HK-2 cells were cultured in DMEM/F12 medium containing 10% FBS and 1% penicillin-streptomycin solution at 5% CO2 and 37 °C. The seventh to eighth generation cells were used in this study. The cell injury model was established by incubating the HK-2 cells with 5 µg/mL LPS [31]. (1) To screen for compounds that provide significant protection against LPS-induced injury in HK-2 cells, we randomly selected 12 different compounds (designated CC1 to CC12) from the drug library in our laboratory. HK-2 cells were seeded in a 96-well plate at a density of 104/well and cultured for 24 h. The cells were pre-treated with 20 µM of each compound for 1 h before being exposed to LPS for an additional 24 h. (2) To access the cytotoxicity of UDCA, HK-2 cells were seeded in 96-well plate at a density of 104/well and cultured for 24 h. They were then treated with various concentrations of UDCA (2.5, 5, 10, 20, 40, and 80 µM) for 24 h. (3) HK-2 cells were seeded in a 96-well plate at a density of 104/well and cultured for 24 h.

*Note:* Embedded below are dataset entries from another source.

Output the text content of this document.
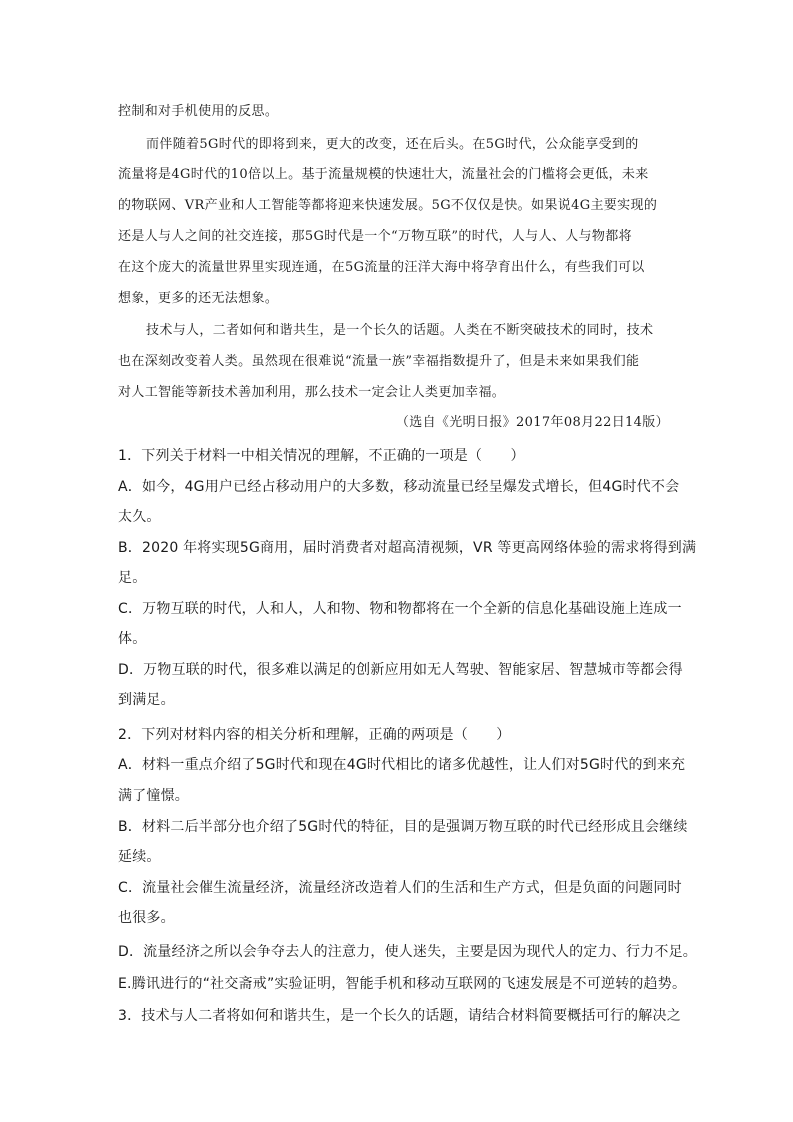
控制和对手机使用的反思。
而伴随着5G时代的即将到来，更大的改变，还在后头。在5G时代，公众能享受到的
流量将是4G时代的10倍以上。基于流量规模的快速壮大，流量社会的门槛将会更低，未来
的物联网、VR产业和人工智能等都将迎来快速发展。5G不仅仅是快。如果说4G主要实现的
还是人与人之间的社交连接，那5G时代是一个“万物互联”的时代，人与人、人与物都将
在这个庞大的流量世界里实现连通，在5G流量的汪洋大海中将孕育出什么，有些我们可以
想象，更多的还无法想象。
技术与人，二者如何和谐共生，是一个长久的话题。人类在不断突破技术的同时，技术
也在深刻改变着人类。虽然现在很难说“流量一族”幸福指数提升了，但是未来如果我们能
对人工智能等新技术善加利用，那么技术一定会让人类更加幸福。
（选自《光明日报》2017年08月22日14版）
1．下列关于材料一中相关情况的理解，不正确的一项是（　　）
A．如今，4G用户已经占移动用户的大多数，移动流量已经呈爆发式增长，但4G时代不会
太久。
B．2020 年将实现5G商用，届时消费者对超高清视频，VR 等更高网络体验的需求将得到满
足。
C．万物互联的时代，人和人，人和物、物和物都将在一个全新的信息化基础设施上连成一
体。
D．万物互联的时代，很多难以满足的创新应用如无人驾驶、智能家居、智慧城市等都会得
到满足。
2．下列对材料内容的相关分析和理解，正确的两项是（　　）
A．材料一重点介绍了5G时代和现在4G时代相比的诸多优越性，让人们对5G时代的到来充
满了憧憬。
B．材料二后半部分也介绍了5G时代的特征，目的是强调万物互联的时代已经形成且会继续
延续。
C．流量社会催生流量经济，流量经济改造着人们的生活和生产方式，但是负面的问题同时
也很多。
D．流量经济之所以会争夺去人的注意力，使人迷失，主要是因为现代人的定力、行力不足。
E.腾讯进行的“社交斋戒”实验证明，智能手机和移动互联网的飞速发展是不可逆转的趋势。
3．技术与人二者将如何和谐共生，是一个长久的话题，请结合材料简要概括可行的解决之
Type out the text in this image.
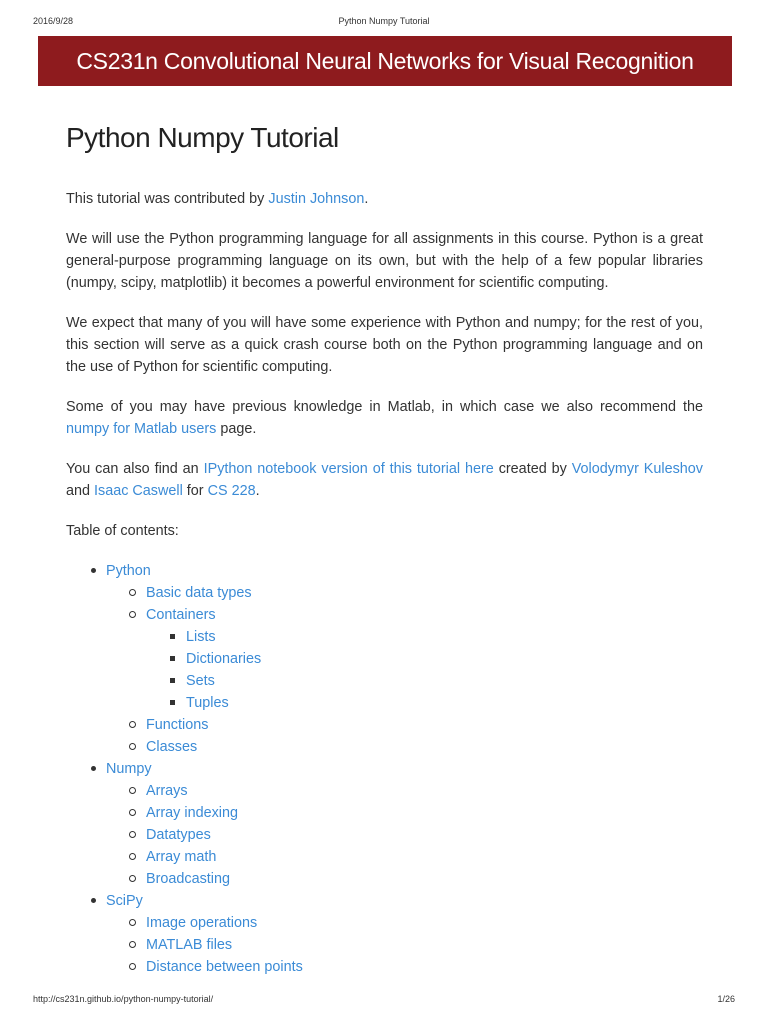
2016/9/28	Python Numpy Tutorial
CS231n Convolutional Neural Networks for Visual Recognition
Python Numpy Tutorial

This tutorial was contributed by Justin Johnson.

We will use the Python programming language for all assignments in this course. Python is a great general-purpose programming language on its own, but with the help of a few popular libraries (numpy, scipy, matplotlib) it becomes a powerful environment for scientific computing.

We expect that many of you will have some experience with Python and numpy; for the rest of you, this section will serve as a quick crash course both on the Python programming language and on the use of Python for scientific computing.

Some of you may have previous knowledge in Matlab, in which case we also recommend the numpy for Matlab users page.

You can also find an IPython notebook version of this tutorial here created by Volodymyr Kuleshov and Isaac Caswell for CS 228.

Table of contents:

Python
Basic data types
Containers
Lists
Dictionaries
Sets
Tuples
Functions
Classes
Numpy
Arrays
Array indexing
Datatypes
Array math
Broadcasting
SciPy
Image operations
MATLAB files
Distance between points
http://cs231n.github.io/python-numpy-tutorial/	1/26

The cells were pre-treated with DXMS (1 µM), UDCA ((10, 20, and 40 µM), or ML385 (10 µM) for 1 h before being treated with LPS for 24 h. The control group cells were treated with an equal concentration (0.1%) of DMSO as the solvent control.

Cell viability

After treatment with LPS for 24 h, the medium was replaced and 10 µL CCK-8 solution were added and cultured for 1 h. The absorbance was measured at 450 nm by microplate reader.

Cell apoptosis

For cell apoptosis assay, HK-2 cells were seeded in a 6-well plate at a density of 105/well and cultured for 24 h. The cells were pre-treated with UDCA (40 µM) or ML385 (10 µM) for 1 h, followed by treatment with LPS (5 µg/mL) for an additional 24 h. After collecting the cells by centrifugation at 1000 rpm for 10 min, cells were resuspended in PBS, and 5 µL Annexin V/FITC dye was added. After incubating at room temperature for 5 min in the dark, followed by the addition of 5 µL of PI dye, the apoptosis rate was detected using a flow cytometer (CytoFLEX, Beckman, Brea, CA, USA). The parameters were set as FITC (488 nm excitation, 525 nm emission) for Annexin V and PI (488 nm excitation, 610 nm emission). Gating was performed using forward and side scatter to identify viable, early apoptotic (Annexin V+/PI−), and late apoptotic (Annexin V+/PI+) cells. Analysis was conducted with FlowJo software (v10.8, FlowJo LLC, Ashland, OR, USA).

Statistical analyses

All data are represented as mean ± S.E.M. Prior to analysis of variance, the normality and homogeneity of variances were checked using Shapiro-Wilk test. If the assumptions of ANOVA were not met, appropriate data transformations were performed using the log transformation method. One-way ANOVA followed by Turkey’s HSD post hoc test using SPSS 18.0 (IBM, Chicago, IL, USA) was conducted to analyze the statistic differences. A value of P < 0.05 was considered statistically significant.